Celebrating the History of Motion Pictures from 1890 to 1960

1930 Timelines: 1930 to 1939

The “Depression” causes movie attendance to drop dramatically. Movie theaters lower ticket prices, give away door prizes, offer matinees and midnight screenings, and finally start adding a second, “B”, feature film to their programs in an effort to increase attendance. Some theaters even promote “Mickey Mouse Clubs” as a gimmick to draw children into the theaters on Saturdays to watch cartoons, serials and low–budget movies. Despite these tactics, many theaters go out of business.


In New York, union projectionists accept a 25% pay cut over two years.


Because the camera made by the Mitchell company is much quieter than the Bell and Howell camera used in the making of silent films, the Mitchell camera becomes the camera of choice for making sound films.


The leading American film studios accept, in principle, a new “Code of Production”. The wide ranging provisions of the new Code refer to the way crime, brutality, and sex are portrayed in the movies, and deal with the issues of vulgarity, obscenity, blasphemy and profanity. The Motion Picture Producers and Distributors of America (MPPDA), with Will Hays as its president, will oversee the new Code.
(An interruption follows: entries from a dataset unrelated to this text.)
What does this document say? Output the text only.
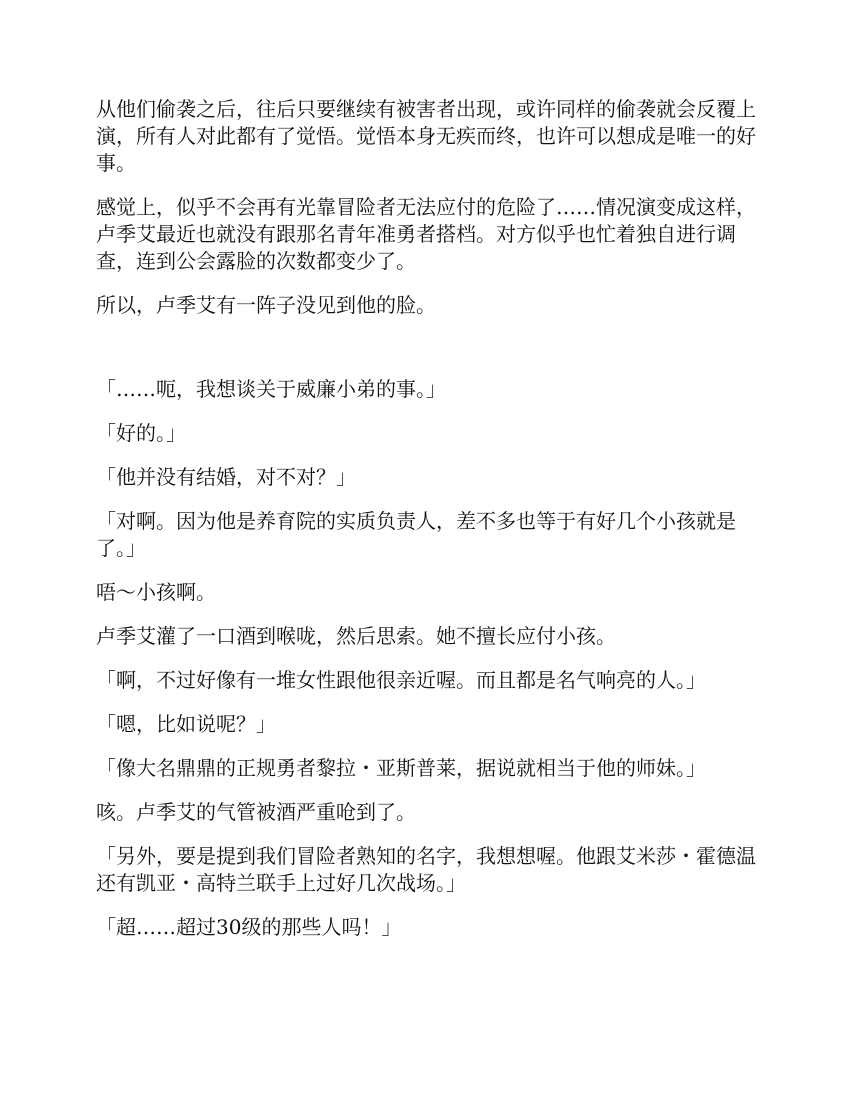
从他们偷袭之后，往后只要继续有被害者出现，或许同样的偷袭就会反覆上演，所有人对此都有了觉悟。觉悟本身无疾而终，也许可以想成是唯一的好事。

感觉上，似乎不会再有光靠冒险者无法应付的危险了……情况演变成这样，卢季艾最近也就没有跟那名青年准勇者搭档。对方似乎也忙着独自进行调查，连到公会露脸的次数都变少了。

所以，卢季艾有一阵子没见到他的脸。

「……呃，我想谈关于威廉小弟的事。」

「好的。」

「他并没有结婚，对不对？」

「对啊。因为他是养育院的实质负责人，差不多也等于有好几个小孩就是了。」

唔～小孩啊。

卢季艾灌了一口酒到喉咙，然后思索。她不擅长应付小孩。

「啊，不过好像有一堆女性跟他很亲近喔。而且都是名气响亮的人。」

「嗯，比如说呢？」

「像大名鼎鼎的正规勇者黎拉・亚斯普莱，据说就相当于他的师妹。」

咳。卢季艾的气管被酒严重呛到了。

「另外，要是提到我们冒险者熟知的名字，我想想喔。他跟艾米莎・霍德温还有凯亚・高特兰联手上过好几次战场。」

「超……超过30级的那些人吗！」
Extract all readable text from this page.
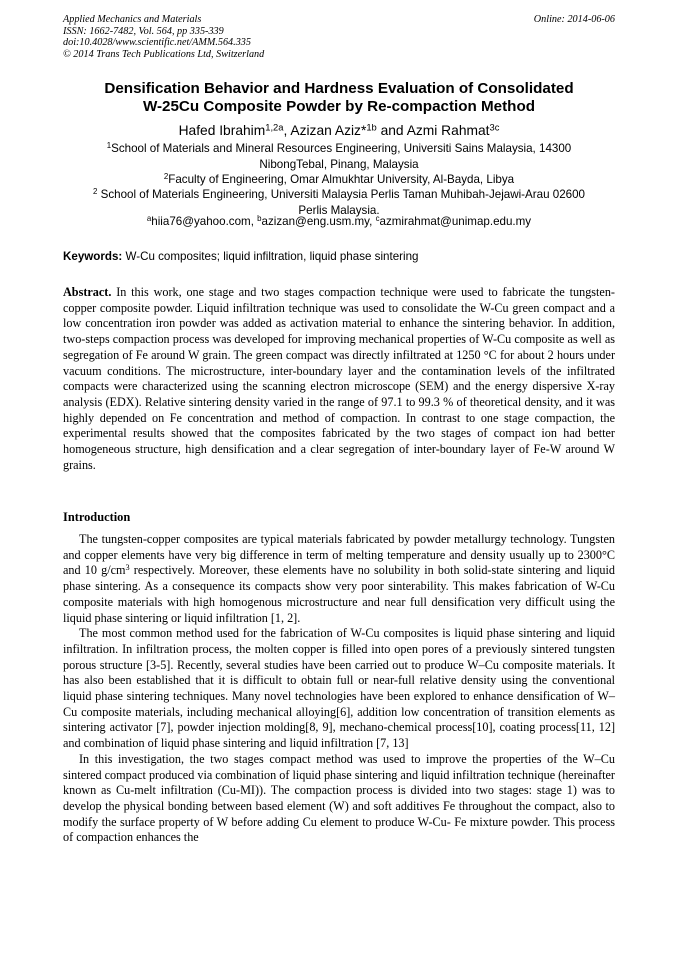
Applied Mechanics and Materials
ISSN: 1662-7482, Vol. 564, pp 335-339
doi:10.4028/www.scientific.net/AMM.564.335
© 2014 Trans Tech Publications Ltd, Switzerland
Online: 2014-06-06
Densification Behavior and Hardness Evaluation of Consolidated
W-25Cu Composite Powder by Re-compaction Method
Hafed Ibrahim$^{1,2a}$, Azizan Aziz*$^{1b}$ and Azmi Rahmat$^{3c}$
$^1$School of Materials and Mineral Resources Engineering, Universiti Sains Malaysia, 14300
NibongTebal, Pinang, Malaysia
$^2$Faculty of Engineering, Omar Almukhtar University, Al-Bayda, Libya
$^2$ School of Materials Engineering, Universiti Malaysia Perlis Taman Muhibah-Jejawi-Arau 02600
Perlis Malaysia.
$^a$hiia76@yahoo.com, $^b$azizan@eng.usm.my, $^c$azmirahmat@unimap.edu.my
Keywords: W-Cu composites; liquid infiltration, liquid phase sintering

Abstract. In this work, one stage and two stages compaction technique were used to fabricate the tungsten-copper composite powder. Liquid infiltration technique was used to consolidate the W-Cu green compact and a low concentration iron powder was added as activation material to enhance the sintering behavior. In addition, two-steps compaction process was developed for improving mechanical properties of W-Cu composite as well as segregation of Fe around W grain. The green compact was directly infiltrated at 1250 °C for about 2 hours under vacuum conditions. The microstructure, inter-boundary layer and the contamination levels of the infiltrated compacts were characterized using the scanning electron microscope (SEM) and the energy dispersive X-ray analysis (EDX). Relative sintering density varied in the range of 97.1 to 99.3 % of theoretical density, and it was highly depended on Fe concentration and method of compaction. In contrast to one stage compaction, the experimental results showed that the composites fabricated by the two stages of compact ion had better homogeneous structure, high densification and a clear segregation of inter-boundary layer of Fe-W around W grains.

Introduction

The tungsten-copper composites are typical materials fabricated by powder metallurgy technology. Tungsten and copper elements have very big difference in term of melting temperature and density usually up to 2300°C and 10 $g/cm^3$ respectively. Moreover, these elements have no solubility in both solid-state sintering and liquid phase sintering. As a consequence its compacts show very poor sinterability. This makes fabrication of W-Cu composite materials with high homogenous microstructure and near full densification very difficult using the liquid phase sintering or liquid infiltration [1, 2].

The most common method used for the fabrication of W-Cu composites is liquid phase sintering and liquid infiltration. In infiltration process, the molten copper is filled into open pores of a previously sintered tungsten porous structure [3-5]. Recently, several studies have been carried out to produce W–Cu composite materials. It has also been established that it is difficult to obtain full or near-full relative density using the conventional liquid phase sintering techniques. Many novel technologies have been explored to enhance densification of W–Cu composite materials, including mechanical alloying[6], addition low concentration of transition elements as sintering activator [7], powder injection molding[8, 9], mechano-chemical process[10], coating process[11, 12] and combination of liquid phase sintering and liquid infiltration [7, 13]

In this investigation, the two stages compact method was used to improve the properties of the W–Cu sintered compact produced via combination of liquid phase sintering and liquid infiltration technique (hereinafter known as Cu-melt infiltration (Cu-MI)). The compaction process is divided into two stages: stage 1) was to develop the physical bonding between based element (W) and soft additives Fe throughout the compact, also to modify the surface property of W before adding Cu element to produce W-Cu- Fe mixture powder. This process of compaction enhances the
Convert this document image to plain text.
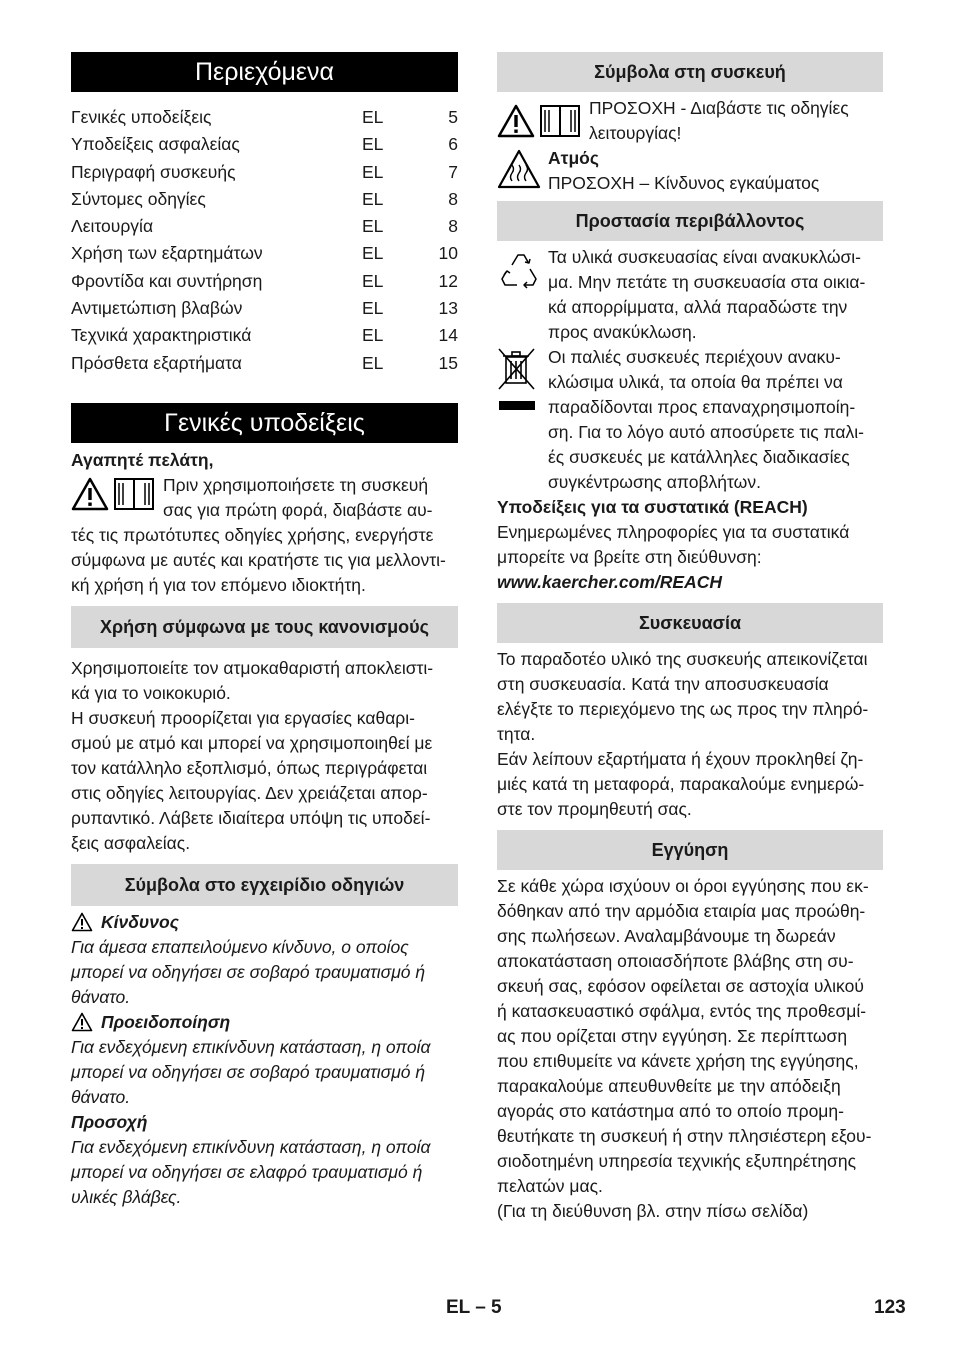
Περιεχόμενα
Γενικές υποδείξεις	EL	5
Υποδείξεις ασφαλείας	EL	6
Περιγραφή συσκευής	EL	7
Σύντομες οδηγίες	EL	8
Λειτουργία	EL	8
Χρήση των εξαρτημάτων	EL	10
Φροντίδα και συντήρηση	EL	12
Αντιμετώπιση βλαβών	EL	13
Τεχνικά χαρακτηριστικά	EL	14
Πρόσθετα εξαρτήματα	EL	15
Γενικές υποδείξεις
Αγαπητέ πελάτη,
Πριν χρησιμοποιήσετε τη συσκευή
σας για πρώτη φορά, διαβάστε αυ-
τές τις πρωτότυπες οδηγίες χρήσης, ενεργήστε
σύμφωνα με αυτές και κρατήστε τις για μελλοντι-
κή χρήση ή για τον επόμενο ιδιοκτήτη.
Χρήση σύμφωνα με τους κανονισμούς
Χρησιμοποιείτε τον ατμοκαθαριστή αποκλειστι-
κά για το νοικοκυριό.
Η συσκευή προορίζεται για εργασίες καθαρι-
σμού με ατμό και μπορεί να χρησιμοποιηθεί με
τον κατάλληλο εξοπλισμό, όπως περιγράφεται
στις οδηγίες λειτουργίας. Δεν χρειάζεται απορ-
ρυπαντικό. Λάβετε ιδιαίτερα υπόψη τις υποδεί-
ξεις ασφαλείας.
Σύμβολα στο εγχειρίδιο οδηγιών
Κίνδυνος
Για άμεσα επαπειλούμενο κίνδυνο, ο οποίος
μπορεί να οδηγήσει σε σοβαρό τραυματισμό ή
θάνατο.
Προειδοποίηση
Για ενδεχόμενη επικίνδυνη κατάσταση, η οποία
μπορεί να οδηγήσει σε σοβαρό τραυματισμό ή
θάνατο.
Προσοχή
Για ενδεχόμενη επικίνδυνη κατάσταση, η οποία
μπορεί να οδηγήσει σε ελαφρό τραυματισμό ή
υλικές βλάβες.
Σύμβολα στη συσκευή
ΠΡΟΣΟΧΗ - Διαβάστε τις οδηγίες
λειτουργίας!
Ατμός
ΠΡΟΣΟΧΗ – Κίνδυνος εγκαύματος
Προστασία περιβάλλοντος
Τα υλικά συσκευασίας είναι ανακυκλώσι-
μα. Μην πετάτε τη συσκευασία στα οικια-
κά απορρίμματα, αλλά παραδώστε την
προς ανακύκλωση.
Οι παλιές συσκευές περιέχουν ανακυ-
κλώσιμα υλικά, τα οποία θα πρέπει να
παραδίδονται προς επαναχρησιμοποίη-
ση. Για το λόγο αυτό αποσύρετε τις παλι-
ές συσκευές με κατάλληλες διαδικασίες
συγκέντρωσης αποβλήτων.
Υποδείξεις για τα συστατικά (REACH)
Ενημερωμένες πληροφορίες για τα συστατικά
μπορείτε να βρείτε στη διεύθυνση:
www.kaercher.com/REACH
Συσκευασία
Το παραδοτέο υλικό της συσκευής απεικονίζεται
στη συσκευασία. Κατά την αποσυσκευασία
ελέγξτε το περιεχόμενο της ως προς την πληρό-
τητα.
Εάν λείπουν εξαρτήματα ή έχουν προκληθεί ζη-
μιές κατά τη μεταφορά, παρακαλούμε ενημερώ-
στε τον προμηθευτή σας.
Εγγύηση
Σε κάθε χώρα ισχύουν οι όροι εγγύησης που εκ-
δόθηκαν από την αρμόδια εταιρία μας προώθη-
σης πωλήσεων. Αναλαμβάνουμε τη δωρεάν
αποκατάσταση οποιασδήποτε βλάβης στη συ-
σκευή σας, εφόσον οφείλεται σε αστοχία υλικού
ή κατασκευαστικό σφάλμα, εντός της προθεσμί-
ας που ορίζεται στην εγγύηση. Σε περίπτωση
που επιθυμείτε να κάνετε χρήση της εγγύησης,
παρακαλούμε απευθυνθείτε με την απόδειξη
αγοράς στο κατάστημα από το οποίο προμη-
θευτήκατε τη συσκευή ή στην πλησιέστερη εξου-
σιοδοτημένη υπηρεσία τεχνικής εξυπηρέτησης
πελατών μας.
(Για τη διεύθυνση βλ. στην πίσω σελίδα)
EL – 5	123
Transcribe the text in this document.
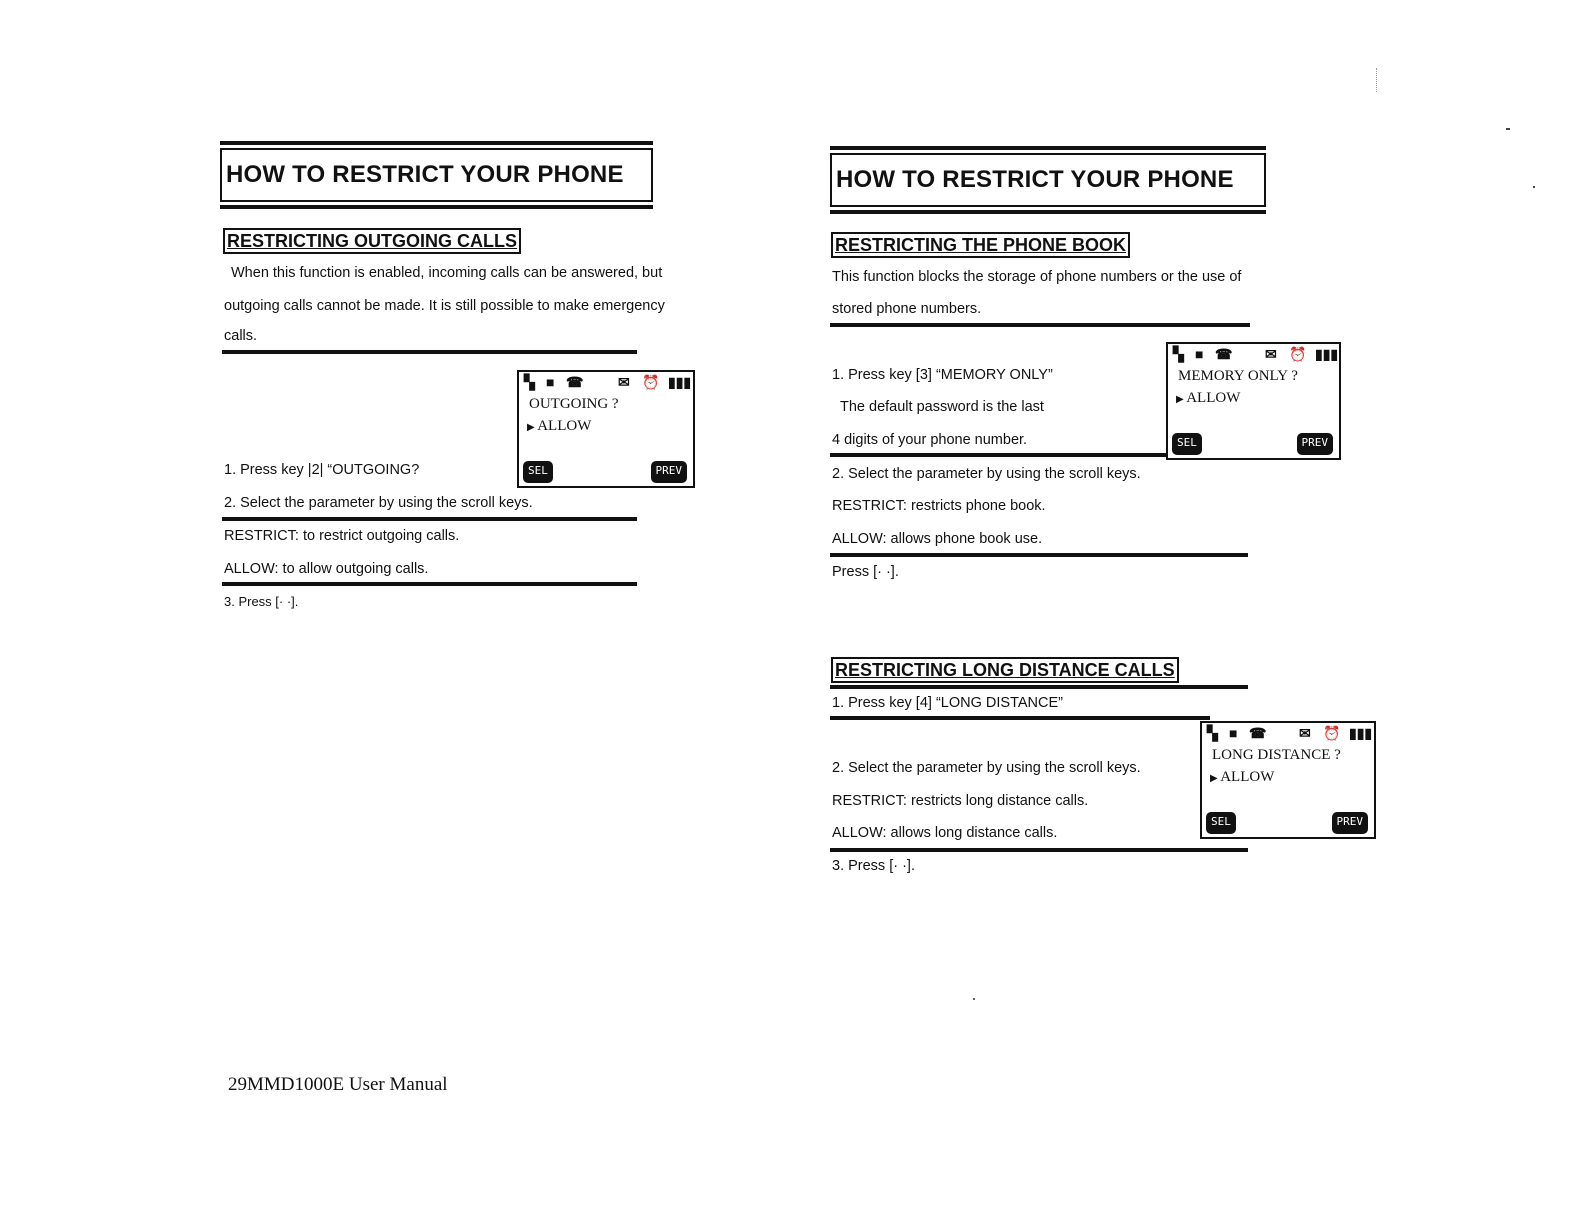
HOW TO RESTRICT YOUR PHONE
RESTRICTING OUTGOING CALLS
When this function is enabled, incoming calls can be answered, but
outgoing calls cannot be made. It is still possible to make emergency
calls.
▚ ■ ☎ ✉ ⏰ ▮▮▮
OUTGOING ?
▶ ALLOW
SEL	PREV
1. Press key |2| “OUTGOING?
2. Select the parameter by using the scroll keys.
RESTRICT: to restrict outgoing calls.
ALLOW: to allow outgoing calls.
3. Press [· ·].
HOW TO RESTRICT YOUR PHONE
RESTRICTING THE PHONE BOOK
This function blocks the storage of phone numbers or the use of
stored phone numbers.
▚ ■ ☎ ✉ ⏰ ▮▮▮
MEMORY ONLY ?
▶ ALLOW
SEL	PREV
1. Press key [3] “MEMORY ONLY”
The default password is the last
4 digits of your phone number.
2. Select the parameter by using the scroll keys.
RESTRICT: restricts phone book.
ALLOW: allows phone book use.
Press [· ·].
RESTRICTING LONG DISTANCE CALLS
1. Press key [4] “LONG DISTANCE”
▚ ■ ☎ ✉ ⏰ ▮▮▮
LONG DISTANCE ?
▶ ALLOW
SEL	PREV
2. Select the parameter by using the scroll keys.
RESTRICT: restricts long distance calls.
ALLOW: allows long distance calls.
3. Press [· ·].
29MMD1000E User Manual
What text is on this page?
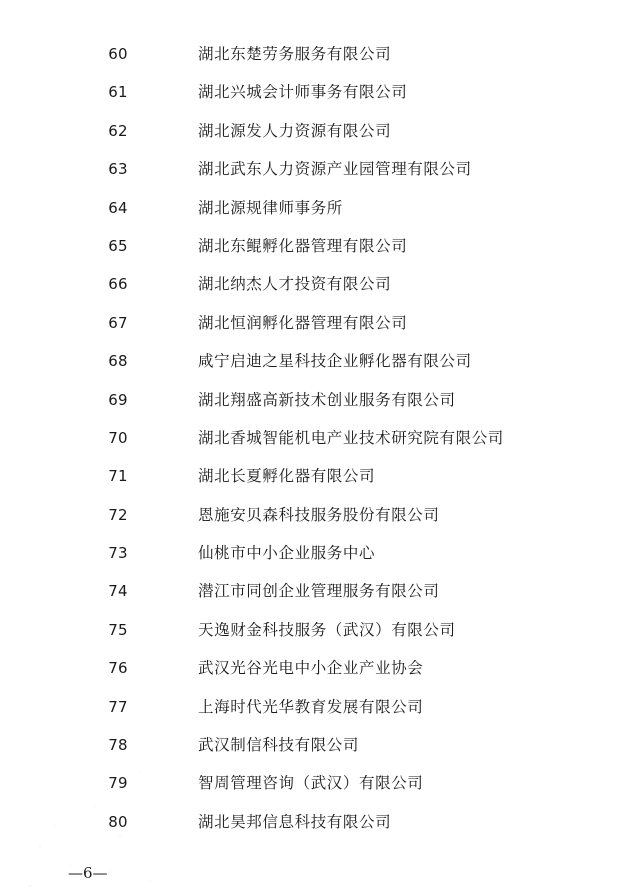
60	湖北东楚劳务服务有限公司
61	湖北兴城会计师事务有限公司
62	湖北源发人力资源有限公司
63	湖北武东人力资源产业园管理有限公司
64	湖北源规律师事务所
65	湖北东鲲孵化器管理有限公司
66	湖北纳杰人才投资有限公司
67	湖北恒润孵化器管理有限公司
68	咸宁启迪之星科技企业孵化器有限公司
69	湖北翔盛高新技术创业服务有限公司
70	湖北香城智能机电产业技术研究院有限公司
71	湖北长夏孵化器有限公司
72	恩施安贝森科技服务股份有限公司
73	仙桃市中小企业服务中心
74	潜江市同创企业管理服务有限公司
75	天逸财金科技服务（武汉）有限公司
76	武汉光谷光电中小企业产业协会
77	上海时代光华教育发展有限公司
78	武汉制信科技有限公司
79	智周管理咨询（武汉）有限公司
80	湖北昊邦信息科技有限公司
—6—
According to the International Trade Organization, capital investment in cinema is at $4 billion. In the U.S. alone, the motion picture industry employees 225,000 workmen, 30,000 extras and several thousand actors.


Paramount stops playing its films in RKO’s theaters.


William Fox, the president of MGM’s parent company, is dismissed by the company’s board of directors and eventually sued by managers of Fox Film and Fox Theaters for manipulating stock.


Darryl F. Zanuck is named the head of production for Warner Bros.–First National.


When Paramount releases Marlene Dietrich’s first American film, “Morocco”, there is a tremendous amount of public excitement. Dietrich is hailed as the newest rival to MGM’s biggest star, Greta Garbo.


Significant Films:

The popularity of, “The Virginian”, starring Gary Cooper, marks the return to popularity of cowboy films.

D.W. Griffith releases his first talking film, “Abraham Lincoln”.

The German production company, UFa, releases its first talking picture, “The Blue Angel”. Directed by Josef von Sternberg, it stars the 28–year–old newcomer, Marlene Dietrich. Dietrich is immediately signed by Paramount to do one picture.

Greta Garbo’s first talking picture, “Anna Christie”, is released.

“All Quiet on the Western Front” , is released. Based on Erich Maria Remarque’s novel, it is considered one of greatest films to be based on the events of World War I, and it wins the Academy Awards for “Outstanding Production” and “Best Director”.